Book Cover with Crucifixion Panel

Era
Late
Medium
Icon

Doctrinal reflection

This book cover with Crucifixion panel presents an immediate classificatory challenge for the Scriptorium archive: the object is French Gothic rather than Byzantine in origin, produced in the second quarter of the fourteenth century AD and held in the Medieval Art collection of the Metropolitan Museum of Art (Gift of J. Pierpont Morgan, 1917). Its materials—elephant ivory, champlevé enamel, and gilded copper on a wood support—reflect Parisian luxury craft production of the Valois period rather than any Eastern Mediterranean workshop tradition. The Crucifixion iconography, while sharing certain theological programs with Byzantine Stavrosis imagery (the presence of the Virgin and John the Evangelist flanking the cross, the titulus, the suppedaneum), is executed in the Western Gothic idiom: the corpus exhibits the characteristic S-curve of French ivory carving, with a three-nail crucifixion and naturalistic pathos foreign to the hieratic Byzantine convention.
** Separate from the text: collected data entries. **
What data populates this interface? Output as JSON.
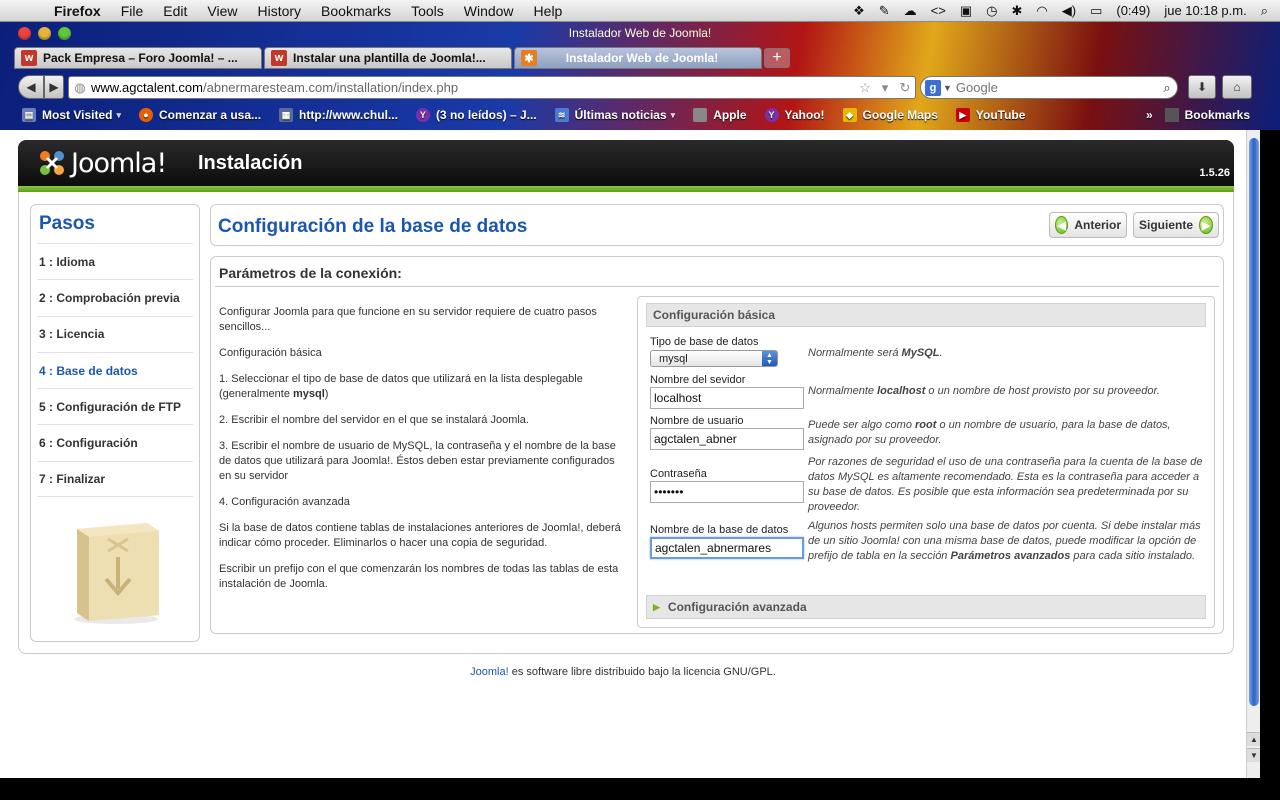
{
  "menubar": {
    "app": "Firefox",
    "items": [
      "File",
      "Edit",
      "View",
      "History",
      "Bookmarks",
      "Tools",
      "Window",
      "Help"
    ],
    "battery": "(0:49)",
    "clock": "jue 10:18 p.m."
  },
  "window": {
    "title": "Instalador Web de Joomla!"
  },
  "tabs": [
    {
      "label": "Pack Empresa – Foro Joomla! – ...",
      "favicon_color": "#c0392b"
    },
    {
      "label": "Instalar una plantilla de Joomla!...",
      "favicon_color": "#c0392b"
    },
    {
      "label": "Instalador Web de Joomla!",
      "favicon_color": "#e67e22"
    }
  ],
  "navbar": {
    "url_host": "www.agctalent.com",
    "url_path": "/abnermaresteam.com/installation/index.php",
    "search_placeholder": "Google"
  },
  "bookmarks": {
    "items": [
      {
        "label": "Most Visited",
        "icon_color": "#6a7fb8",
        "chevron": true
      },
      {
        "label": "Comenzar a usa...",
        "icon_color": "#e66000",
        "chevron": false
      },
      {
        "label": "http://www.chul...",
        "icon_color": "#5a6b9a",
        "chevron": false
      },
      {
        "label": "(3 no leídos) – J...",
        "icon_color": "#7b2fa8",
        "chevron": false
      },
      {
        "label": "Últimas noticias",
        "icon_color": "#4a7bd4",
        "chevron": true
      },
      {
        "label": "Apple",
        "icon_color": "#888888",
        "chevron": false
      },
      {
        "label": "Yahoo!",
        "icon_color": "#7b2fa8",
        "chevron": false
      },
      {
        "label": "Google Maps",
        "icon_color": "#e6b800",
        "chevron": false
      },
      {
        "label": "YouTube",
        "icon_color": "#cc0000",
        "chevron": false
      }
    ],
    "right_label": "Bookmarks"
  },
  "joomla": {
    "logo_text": "Joomla!",
    "header_title": "Instalación",
    "version": "1.5.26"
  },
  "steps": {
    "title": "Pasos",
    "items": [
      "1 : Idioma",
      "2 : Comprobación previa",
      "3 : Licencia",
      "4 : Base de datos",
      "5 : Configuración de FTP",
      "6 : Configuración",
      "7 : Finalizar"
    ],
    "current_index": 3
  },
  "main": {
    "title": "Configuración de la base de datos",
    "prev_label": "Anterior",
    "next_label": "Siguiente"
  },
  "connection": {
    "title": "Parámetros de la conexión:",
    "instructions": {
      "p1": "Configurar Joomla para que funcione en su servidor requiere de cuatro pasos sencillos...",
      "p2": "Configuración básica",
      "p3_a": "1. Seleccionar el tipo de base de datos que utilizará en la lista desplegable (generalmente ",
      "p3_b": "mysql",
      "p3_c": ")",
      "p4": "2. Escribir el nombre del servidor en el que se instalará Joomla.",
      "p5": "3. Escribir el nombre de usuario de MySQL, la contraseña y el nombre de la base de datos que utilizará para Joomla!. Éstos deben estar previamente configurados en su servidor",
      "p6": "4. Configuración avanzada",
      "p7": "Si la base de datos contiene tablas de instalaciones anteriores de Joomla!, deberá indicar cómo proceder. Eliminarlos o hacer una copia de seguridad.",
      "p8": "Escribir un prefijo con el que comenzarán los nombres de todas las tablas de esta instalación de Joomla."
    }
  },
  "config": {
    "basic_title": "Configuración básica",
    "advanced_title": "Configuración avanzada",
    "db_type": {
      "label": "Tipo de base de datos",
      "value": "mysql",
      "help_a": "Normalmente será ",
      "help_b": "MySQL",
      "help_c": "."
    },
    "server": {
      "label": "Nombre del sevidor",
      "value": "localhost",
      "help_a": "Normalmente ",
      "help_b": "localhost",
      "help_c": " o un nombre de host provisto por su proveedor."
    },
    "username": {
      "label": "Nombre de usuario",
      "value": "agctalen_abner",
      "help_a": "Puede ser algo como ",
      "help_b": "root",
      "help_c": " o un nombre de usuario, para la base de datos, asignado por su proveedor."
    },
    "password": {
      "label": "Contraseña",
      "value": "•••••••",
      "help": "Por razones de seguridad el uso de una contraseña para la cuenta de la base de datos MySQL es altamente recomendado. Esta es la contraseña para acceder a su base de datos. Es posible que esta información sea predeterminada por su proveedor."
    },
    "dbname": {
      "label": "Nombre de la base de datos",
      "value": "agctalen_abnermares",
      "help_a": "Algunos hosts permiten solo una base de datos por cuenta. Si debe instalar más de un sitio Joomla! con una misma base de datos, puede modificar la opción de prefijo de tabla en la sección ",
      "help_b": "Parámetros avanzados",
      "help_c": " para cada sitio instalado."
    }
  },
  "footer": {
    "link": "Joomla!",
    "text": " es software libre distribuido bajo la licencia GNU/GPL."
  },
  "colors": {
    "joomla_blue": "#1b57b1",
    "joomla_green": "#8cc63f",
    "header_black": "#111111"
  }
}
Champlevé enamel on gilded copper for the surrounding frame aligns with Limoges or Parisian metalwork traditions. Scholarly significance lies in comparative iconographic study: the Crucifixion program shares scriptural roots with Byzantine Passion cycles but diverges formally and liturgically. This entry is therefore flagged as Western medieval rather than Byzantine, and the archive fields below are populated on the basis of iconographic parallel rather than production context. Consensus scholarship would assign the object to the French Gothic corpus documented in Koechlin's corpus of medieval ivories and Gauthier's enamel studies. Sources: Koechlin, R., Les ivoires gothiques français (Paris, 1924); Gauthier, M.-M., Émaux du moyen âge occidental (Fribourg, 1972); Williamson, P., Gothic Ivory Carving in England (London, 1982).